STOKING the fire to a sizzling 1,180C, James Clift is able to turn a lump of metal into a prized dagger.
The 72-year-old bronze caster made a replica of a dagger dug up at a beauty spot that is thought to be 3,700 years old.
James, a retired electrician and plumber, was delighted with his shiny creation when he carried out the bronze casting at Butser Ancient Farm, near Clanfield.
The dagger will go on display at Petersfield Museum as part of the ‘People of The Heath’ project – a lottery-backed archaeology dig at Petersfield Heath.
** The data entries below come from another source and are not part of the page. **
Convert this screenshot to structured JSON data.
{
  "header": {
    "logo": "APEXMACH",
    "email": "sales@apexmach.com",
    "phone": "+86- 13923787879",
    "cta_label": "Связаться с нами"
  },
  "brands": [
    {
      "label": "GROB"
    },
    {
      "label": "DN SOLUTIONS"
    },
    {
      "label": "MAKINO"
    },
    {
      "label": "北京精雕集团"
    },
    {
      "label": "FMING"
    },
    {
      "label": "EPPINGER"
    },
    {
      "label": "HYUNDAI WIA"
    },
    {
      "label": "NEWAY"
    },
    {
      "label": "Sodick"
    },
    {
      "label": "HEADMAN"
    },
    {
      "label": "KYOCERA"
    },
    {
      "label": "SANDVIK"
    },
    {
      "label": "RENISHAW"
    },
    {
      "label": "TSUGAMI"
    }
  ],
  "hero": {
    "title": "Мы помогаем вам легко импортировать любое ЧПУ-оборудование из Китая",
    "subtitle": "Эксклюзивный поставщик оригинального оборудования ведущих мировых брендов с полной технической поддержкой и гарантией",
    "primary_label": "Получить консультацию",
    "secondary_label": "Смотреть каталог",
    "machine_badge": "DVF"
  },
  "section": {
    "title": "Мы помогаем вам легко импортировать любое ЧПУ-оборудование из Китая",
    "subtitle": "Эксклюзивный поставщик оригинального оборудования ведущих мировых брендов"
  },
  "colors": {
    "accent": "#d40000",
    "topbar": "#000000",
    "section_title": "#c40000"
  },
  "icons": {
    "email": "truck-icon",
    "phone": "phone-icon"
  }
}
Last September, archaeologists began excavating a number of burial mounds at the site and came across fragments of a dagger.
James was able to make a wooden cast from this.
He then melted a mixture of metals – copper wire from a Portsmouth scrapyard, tin and fragments of prehistoric metal – to recreate the bronze dagger.
James used similar techniques that would have been used by ancient tribes in Hampshire all those millennia ago.
‘This would have been a magical experience for people to see,’ said James, of Station Road, Hayling Island.
‘Imagine somebody turning up to the village with a load of grey rocks and producing something that looked like the sun. The dagger would have been a status symbol.
‘The tin would have been from Cornwall and the copper was probably from the Great Orme in Wales.
‘They would have traded them. It probably would have cost a lot of cattle.’
Manning the bellows of the fire was James’ apprentice, retired maths teacher Vivian James.
The 65-year-old, from Liphook, said: ‘I love it. I got a 4,000-year-old axe off e-Bay.
‘It’s amazing to hold something that old.
‘I can take a copy of it and it will live again.’
Maureen Page, one of the directors at Butser Ancient Farm, said the project was about bringing history to life.
She said: ‘Actually, they were really inventive. They used materials we don’t consider now.
‘To use the skills they had is really important. By recreating what it would have looked like originally makes people more able to imagine how the tool or weapon was used.’